What would Marcia Angell and Malcolm Gladwell each do about growing spending on pharmaceuticals, if anything? Is there some things that they agree about? Gladwell finishes his article with a challenge to Angell. How do her later articles address that challenge? Though Angell uses strong language about drug prices, what are her ideas for reform mainly about? Are they about controlling prices or are they mainly about how much of which drugs get prescribed? As for Gladwell, which does he think is more important, high prices or how much of which drugs get prescribed?

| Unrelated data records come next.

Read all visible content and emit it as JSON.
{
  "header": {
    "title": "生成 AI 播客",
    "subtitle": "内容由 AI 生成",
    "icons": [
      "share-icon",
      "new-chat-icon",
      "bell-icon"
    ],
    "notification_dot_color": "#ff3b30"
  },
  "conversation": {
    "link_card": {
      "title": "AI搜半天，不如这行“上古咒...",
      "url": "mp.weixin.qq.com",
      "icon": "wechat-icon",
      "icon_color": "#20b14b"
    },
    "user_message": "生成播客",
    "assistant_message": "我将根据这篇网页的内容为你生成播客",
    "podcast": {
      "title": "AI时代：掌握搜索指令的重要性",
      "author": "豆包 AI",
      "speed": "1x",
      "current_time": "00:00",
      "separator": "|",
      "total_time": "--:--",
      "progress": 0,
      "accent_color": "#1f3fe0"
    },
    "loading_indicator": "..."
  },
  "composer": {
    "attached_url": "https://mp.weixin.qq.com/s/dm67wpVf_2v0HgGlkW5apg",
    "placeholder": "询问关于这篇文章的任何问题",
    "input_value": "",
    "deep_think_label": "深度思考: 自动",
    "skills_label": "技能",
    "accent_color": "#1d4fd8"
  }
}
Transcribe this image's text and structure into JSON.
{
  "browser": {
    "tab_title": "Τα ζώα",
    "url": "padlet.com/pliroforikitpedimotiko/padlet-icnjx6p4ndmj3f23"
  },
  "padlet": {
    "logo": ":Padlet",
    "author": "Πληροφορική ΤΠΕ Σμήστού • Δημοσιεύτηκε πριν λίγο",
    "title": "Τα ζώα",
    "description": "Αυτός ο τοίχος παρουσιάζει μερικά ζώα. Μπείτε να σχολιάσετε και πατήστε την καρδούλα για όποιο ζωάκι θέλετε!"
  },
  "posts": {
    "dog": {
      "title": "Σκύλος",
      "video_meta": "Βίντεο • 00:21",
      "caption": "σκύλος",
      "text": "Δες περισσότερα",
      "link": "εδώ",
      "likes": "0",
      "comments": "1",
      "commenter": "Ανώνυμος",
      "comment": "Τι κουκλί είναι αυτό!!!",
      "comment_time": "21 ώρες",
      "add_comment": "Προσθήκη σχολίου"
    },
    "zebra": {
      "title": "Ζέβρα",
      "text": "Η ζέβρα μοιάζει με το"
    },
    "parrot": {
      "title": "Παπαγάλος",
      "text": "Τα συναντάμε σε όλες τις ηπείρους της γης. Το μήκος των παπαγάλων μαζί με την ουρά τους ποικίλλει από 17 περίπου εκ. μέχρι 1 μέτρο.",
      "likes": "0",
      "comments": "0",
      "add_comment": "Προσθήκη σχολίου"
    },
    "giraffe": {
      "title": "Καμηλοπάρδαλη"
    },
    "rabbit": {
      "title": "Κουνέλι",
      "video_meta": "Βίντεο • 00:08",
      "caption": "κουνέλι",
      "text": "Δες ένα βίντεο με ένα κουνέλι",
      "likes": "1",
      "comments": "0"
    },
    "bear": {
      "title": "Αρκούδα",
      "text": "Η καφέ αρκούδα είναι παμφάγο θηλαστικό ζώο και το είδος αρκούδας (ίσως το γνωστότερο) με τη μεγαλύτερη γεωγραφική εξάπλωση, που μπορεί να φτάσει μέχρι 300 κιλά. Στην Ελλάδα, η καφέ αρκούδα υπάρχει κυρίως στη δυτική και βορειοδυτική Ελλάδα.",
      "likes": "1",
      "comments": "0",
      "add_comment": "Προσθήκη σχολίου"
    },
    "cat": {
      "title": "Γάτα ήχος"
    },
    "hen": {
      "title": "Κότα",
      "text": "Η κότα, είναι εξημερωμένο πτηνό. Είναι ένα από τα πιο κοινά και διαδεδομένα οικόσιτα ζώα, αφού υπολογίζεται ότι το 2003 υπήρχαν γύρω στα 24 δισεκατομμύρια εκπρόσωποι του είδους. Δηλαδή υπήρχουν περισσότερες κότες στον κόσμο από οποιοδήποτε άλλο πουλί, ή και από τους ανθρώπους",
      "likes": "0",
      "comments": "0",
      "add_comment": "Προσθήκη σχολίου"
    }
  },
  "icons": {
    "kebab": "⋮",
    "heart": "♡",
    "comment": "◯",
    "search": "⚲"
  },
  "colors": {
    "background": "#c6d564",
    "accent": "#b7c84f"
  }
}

7. (5 points) Uninsured in America

What has been happening to the number of uninsured people in the U.S.? Based on what you can find at kff.org, what is behind the change? Which types of insurance (public and private) have been expanding? Which types have been covering fewer people, and why?

8. (10 points) Sicko

What is the main argument of Sicko? What is the film trying to tell us? The film has a series of sections. What point does each section make? (It is OK if you can't remember every section. Get almost all of the major ones for full credit.)

9. (10 points)

What are the main provisions of the Affordable Care Act? When do the different parts start? How much of the expansion in the number of insured will be because more people buy insurance, and how much will be because more people get on Medicaid?

10. (10 points)

T. R. Reid says that, regarding financing health care, different groups of Americans are living in:

  1. Germany
  2. Britain
  3. Canada
  4. Malawi
For each of those four, say which group of Americans is in a health care system like people in that country? For each group, give a brief explanation as to why you say that.